Twitter has attempted to challenge TikTok on price by offering free ad space, proposing to match ad spend up to $250,000, though this scheme has the potential to backfire. “Free advertising could encourage a wider variety of advertisers to Twitter, which might not help the platform to restore trust with the more established brands,” argues East. “It also devalues ad space on Twitter, which will damage their future negotiating stance and profitability.” Other plans to freshen the companies’ revenue streams include charging for access to the platform’s developer API, and ‘Twitter Blue’ subscriptions allowing tweets to have more characters than actually work at the company.

“It feels like it’s uncertainty around the platform’s future combined with layoffs resulting in swirl of support teams that’s impacting advertising decisions the most at this point,” concludes Basis Technologies’ Green. “However, more limited targeting options, ad formats, and lack of confidence around DR results from advertising campaigns are not new struggles, and were impacting advertising prior to Musk’s takeover.”

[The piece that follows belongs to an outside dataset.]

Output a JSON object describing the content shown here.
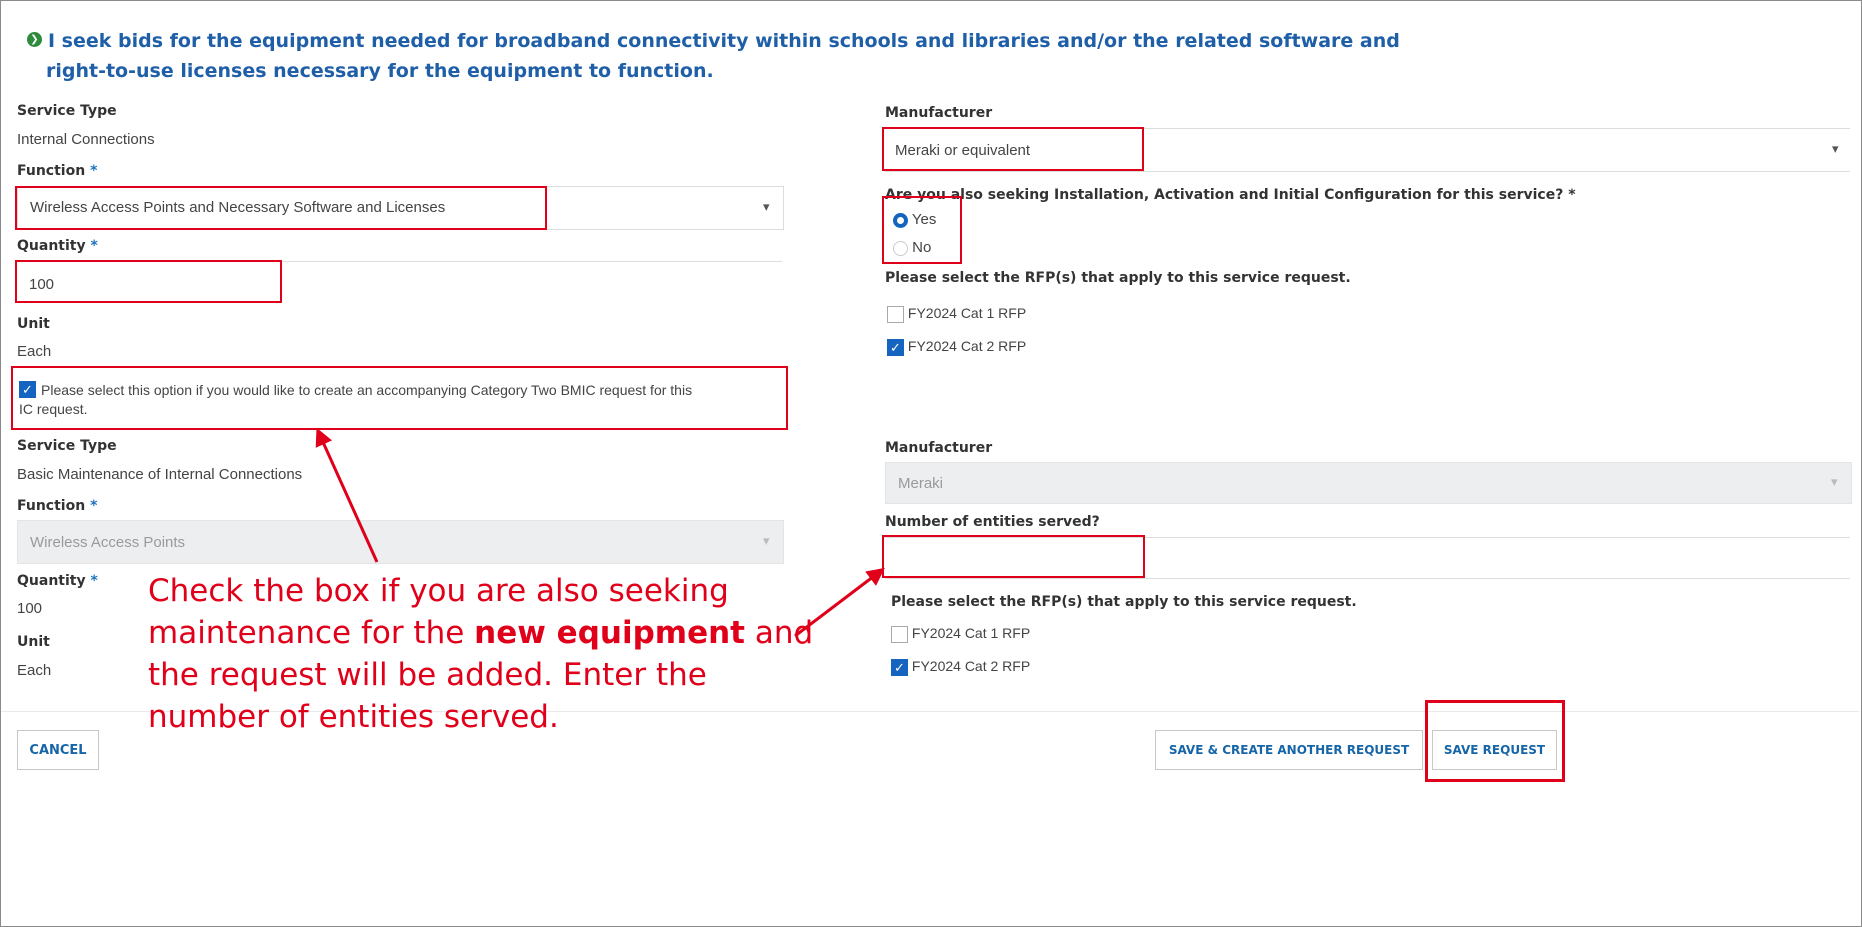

Ultimately Musk’s leadership is one of several forces pushing Twitter down the pecking order for advertisers already questioning the value of spending on social media. “While the price of advertising may be one factor contributing to the decline in ad spend across social media, it is not the only challenge,” adds Dvorak. “The industry faces a multitude of obstacles, including changes in consumer behaviour, global economic factors, and the demand for innovative advertising solutions. Marketers need to be proactive in addressing these challenges to stay ahead in the game.”